Getting ready for succession

In a perfect world, when one professional retires or moves on, there’s an equally successful and seasoned individual waiting to take his or her place. In reality, however, this is not always the case.

This year, the oldest baby boomers – those born in 1946 – will turn 65. As an entire generation moves toward retirement age, many businesses are starting to spend more time thinking about hiring, talent pools and succession planning.

Depending on the size of the organisation, legal departments tend to have a corporate secretary who also serves as general counsel. In many cases, that professional has been trained for many years and is equipped with the necessary knowledge and skills to make sure the board is updated on all regulatory developments and requirements.

When it’s time to replace a corporate secretary, a company’s needs tend to be specific, as the nature of the position is so sensitive.
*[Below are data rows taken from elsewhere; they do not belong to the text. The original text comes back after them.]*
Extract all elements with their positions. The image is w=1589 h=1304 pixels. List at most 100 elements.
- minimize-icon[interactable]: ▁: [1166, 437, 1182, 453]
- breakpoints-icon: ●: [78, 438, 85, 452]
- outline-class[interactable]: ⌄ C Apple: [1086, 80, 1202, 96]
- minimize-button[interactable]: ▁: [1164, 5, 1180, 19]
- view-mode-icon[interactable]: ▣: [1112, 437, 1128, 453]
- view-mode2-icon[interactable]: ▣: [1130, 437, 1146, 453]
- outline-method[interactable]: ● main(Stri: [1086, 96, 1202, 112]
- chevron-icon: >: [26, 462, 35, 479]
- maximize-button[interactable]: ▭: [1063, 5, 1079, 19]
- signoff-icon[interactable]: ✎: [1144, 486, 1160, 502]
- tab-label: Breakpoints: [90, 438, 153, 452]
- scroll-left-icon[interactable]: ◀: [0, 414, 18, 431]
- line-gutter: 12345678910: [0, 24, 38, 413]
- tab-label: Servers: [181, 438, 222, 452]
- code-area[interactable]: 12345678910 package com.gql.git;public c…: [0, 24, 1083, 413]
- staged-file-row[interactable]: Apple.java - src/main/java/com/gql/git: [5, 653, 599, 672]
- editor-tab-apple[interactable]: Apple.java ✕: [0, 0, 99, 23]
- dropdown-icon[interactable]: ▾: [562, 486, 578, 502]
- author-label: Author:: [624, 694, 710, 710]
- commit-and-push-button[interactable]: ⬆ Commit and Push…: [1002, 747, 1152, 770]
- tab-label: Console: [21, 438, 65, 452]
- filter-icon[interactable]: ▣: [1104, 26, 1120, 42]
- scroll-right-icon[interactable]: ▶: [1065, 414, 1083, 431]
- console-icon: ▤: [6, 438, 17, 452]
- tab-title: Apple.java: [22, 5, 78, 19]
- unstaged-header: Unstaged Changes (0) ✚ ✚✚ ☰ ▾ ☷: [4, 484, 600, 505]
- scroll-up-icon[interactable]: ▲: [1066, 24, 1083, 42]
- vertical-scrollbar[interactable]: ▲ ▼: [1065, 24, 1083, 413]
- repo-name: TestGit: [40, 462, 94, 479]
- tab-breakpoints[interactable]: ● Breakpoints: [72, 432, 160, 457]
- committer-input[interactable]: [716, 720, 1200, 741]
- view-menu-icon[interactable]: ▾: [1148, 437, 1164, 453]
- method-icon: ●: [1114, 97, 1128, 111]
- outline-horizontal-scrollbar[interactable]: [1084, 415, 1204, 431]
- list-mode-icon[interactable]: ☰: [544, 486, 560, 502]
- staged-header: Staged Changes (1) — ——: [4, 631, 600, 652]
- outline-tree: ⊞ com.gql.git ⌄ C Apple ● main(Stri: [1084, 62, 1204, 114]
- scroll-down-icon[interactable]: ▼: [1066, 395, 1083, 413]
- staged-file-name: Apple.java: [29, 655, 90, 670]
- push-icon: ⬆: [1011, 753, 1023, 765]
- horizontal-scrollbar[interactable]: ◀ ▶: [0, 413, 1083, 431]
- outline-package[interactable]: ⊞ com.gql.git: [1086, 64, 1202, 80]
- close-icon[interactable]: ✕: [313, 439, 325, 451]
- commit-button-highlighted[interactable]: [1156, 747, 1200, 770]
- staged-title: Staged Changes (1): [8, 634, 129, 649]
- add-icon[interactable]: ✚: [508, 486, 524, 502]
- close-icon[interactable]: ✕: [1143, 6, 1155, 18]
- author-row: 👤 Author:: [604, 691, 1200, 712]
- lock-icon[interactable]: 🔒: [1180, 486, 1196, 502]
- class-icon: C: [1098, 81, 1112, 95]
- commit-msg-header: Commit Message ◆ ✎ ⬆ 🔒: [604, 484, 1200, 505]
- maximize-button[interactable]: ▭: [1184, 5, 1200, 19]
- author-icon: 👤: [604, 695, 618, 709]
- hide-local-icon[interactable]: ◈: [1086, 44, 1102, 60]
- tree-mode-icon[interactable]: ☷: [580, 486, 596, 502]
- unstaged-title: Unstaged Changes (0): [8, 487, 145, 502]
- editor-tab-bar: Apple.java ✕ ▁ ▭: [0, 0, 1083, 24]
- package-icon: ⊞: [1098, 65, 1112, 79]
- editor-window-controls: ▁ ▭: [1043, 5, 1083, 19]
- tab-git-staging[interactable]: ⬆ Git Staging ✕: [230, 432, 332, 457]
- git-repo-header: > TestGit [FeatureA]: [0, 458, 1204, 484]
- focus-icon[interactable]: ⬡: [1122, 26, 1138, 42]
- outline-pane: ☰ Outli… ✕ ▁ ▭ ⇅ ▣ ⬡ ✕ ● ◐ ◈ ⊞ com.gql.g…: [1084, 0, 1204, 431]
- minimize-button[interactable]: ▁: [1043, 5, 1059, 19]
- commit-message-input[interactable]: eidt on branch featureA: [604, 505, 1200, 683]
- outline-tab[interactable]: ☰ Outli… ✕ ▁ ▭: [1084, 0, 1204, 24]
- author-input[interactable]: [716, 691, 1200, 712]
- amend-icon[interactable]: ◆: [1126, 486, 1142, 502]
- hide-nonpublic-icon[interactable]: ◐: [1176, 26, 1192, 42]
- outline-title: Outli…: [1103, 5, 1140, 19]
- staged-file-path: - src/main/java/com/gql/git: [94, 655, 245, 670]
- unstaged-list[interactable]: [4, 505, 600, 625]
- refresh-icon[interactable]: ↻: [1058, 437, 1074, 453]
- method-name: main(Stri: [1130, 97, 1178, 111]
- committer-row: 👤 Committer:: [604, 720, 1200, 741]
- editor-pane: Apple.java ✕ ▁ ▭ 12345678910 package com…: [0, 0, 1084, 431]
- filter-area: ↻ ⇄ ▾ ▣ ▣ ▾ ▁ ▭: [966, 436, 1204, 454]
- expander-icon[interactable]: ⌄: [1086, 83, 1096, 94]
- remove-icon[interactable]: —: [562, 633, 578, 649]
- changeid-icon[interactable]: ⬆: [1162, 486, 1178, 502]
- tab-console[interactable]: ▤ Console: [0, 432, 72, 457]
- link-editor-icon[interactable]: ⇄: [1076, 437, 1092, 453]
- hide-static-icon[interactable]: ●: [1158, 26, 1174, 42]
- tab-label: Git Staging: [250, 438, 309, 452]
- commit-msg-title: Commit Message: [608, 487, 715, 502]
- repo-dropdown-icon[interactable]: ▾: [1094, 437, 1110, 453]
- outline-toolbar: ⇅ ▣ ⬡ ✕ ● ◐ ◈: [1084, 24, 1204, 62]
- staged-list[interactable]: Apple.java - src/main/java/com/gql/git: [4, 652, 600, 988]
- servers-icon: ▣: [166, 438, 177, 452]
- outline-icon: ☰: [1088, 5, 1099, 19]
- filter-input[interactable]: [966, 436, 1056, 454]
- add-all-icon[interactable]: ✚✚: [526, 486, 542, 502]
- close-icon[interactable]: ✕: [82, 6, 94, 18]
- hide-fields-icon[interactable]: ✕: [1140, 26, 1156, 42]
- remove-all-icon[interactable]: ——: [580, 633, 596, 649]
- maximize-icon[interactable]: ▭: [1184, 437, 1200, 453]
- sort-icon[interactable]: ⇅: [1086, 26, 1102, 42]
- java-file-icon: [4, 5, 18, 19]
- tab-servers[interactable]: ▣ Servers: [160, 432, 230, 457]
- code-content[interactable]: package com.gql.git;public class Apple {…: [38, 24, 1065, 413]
‘Boards of directors want a top-notch general counsel who will be their trusted business advisor,’ says Cary McMillan, chief executive officer of True Partners Consulting, a global tax and business advisory firm. ‘But that takes work on the company’s part, as attorneys are in the minority at most corporations.’

This is what makes it particularly difficult to fill the corporate secretary position. Companies are looking for specialised talent and experience – and in large doses. Furthermore, the long careers of some corporate secretaries result in substantial amounts of accumulated legal and company knowledge, which ultimately makes replacement (and succession) a greater challenge.

‘Those who do become corporate secretaries tend to do so in their mid to late thirties,’ notes John McGuire, a partner focusing on corporate law matters at Ohio-based law firm Calfee Halter & Griswold. ‘They often retire from the position along with their early retirement from main employment – say, late fifties or early sixties.’

Plan ahead

As with any key executive position, your company should have a succession plan for corporate secretaries. When yours retires – or, for that matter, when you retire – will your company be ready to continue moving forward?

‘I believe that succession planning for senior positions in any organisation plays a vital role in achieving consistent, long-term success,’ says Fred Krebs, president of the Association of Corporate Counsel. ‘Succession planning requires careful thought and deliberation about what the organisation needs and how to fulfil those needs.’

McGuire, who specialises in succession planning, agrees with this sentiment, strongly believing that a comprehensive plan of action should be in place by the time a corporate secretary is ready to leave the firm.

‘Succession remains a critical issue at any firm,’ McGuire explains. ‘The folks remaining behind need to know what is expected of them. Things can change abruptly, and you need to be prepared.’ Adding to the problem is the uncertainty that many firms face when it comes to succession planning – as evidenced by the mushrooming collections of analyses on this issue.

A recent study by American Management Association (AMA) Corporate Learning Solutions, for example, finds that only about one third (34 per cent) of organisations remain committed to succession planning. Roughly two in five (43 per cent) said such planning was intermittent.

‘The findings point to a looming management succession crisis among North American companies,’ says Sandi Edwards, senior vice president of AMA Corporate Learning Solutions, which offers advisory services and tailored learning programs to organisations. ‘Just a small minority of organisations seem ready to manage a top-level succession in an emergency, which means most companies are taking a huge risk by failing to address their bench strength issues.’

Despite succession planning being a strategic pillar in overall business performance, it remains in a sad state of disarray. In fact, an analysis conducted by the Institute for Corporate Productivity on behalf of the American Society for Training & Development reveals that only 14 per cent of 1,247 respondents rated their exit plan procedure as effective to a large or very large extent.

When it comes time to replace a corporate secretary, the issues encapsulated in these numbers will become all too real. The best advice for companies is to get ahead of the issue and start planning for the future today.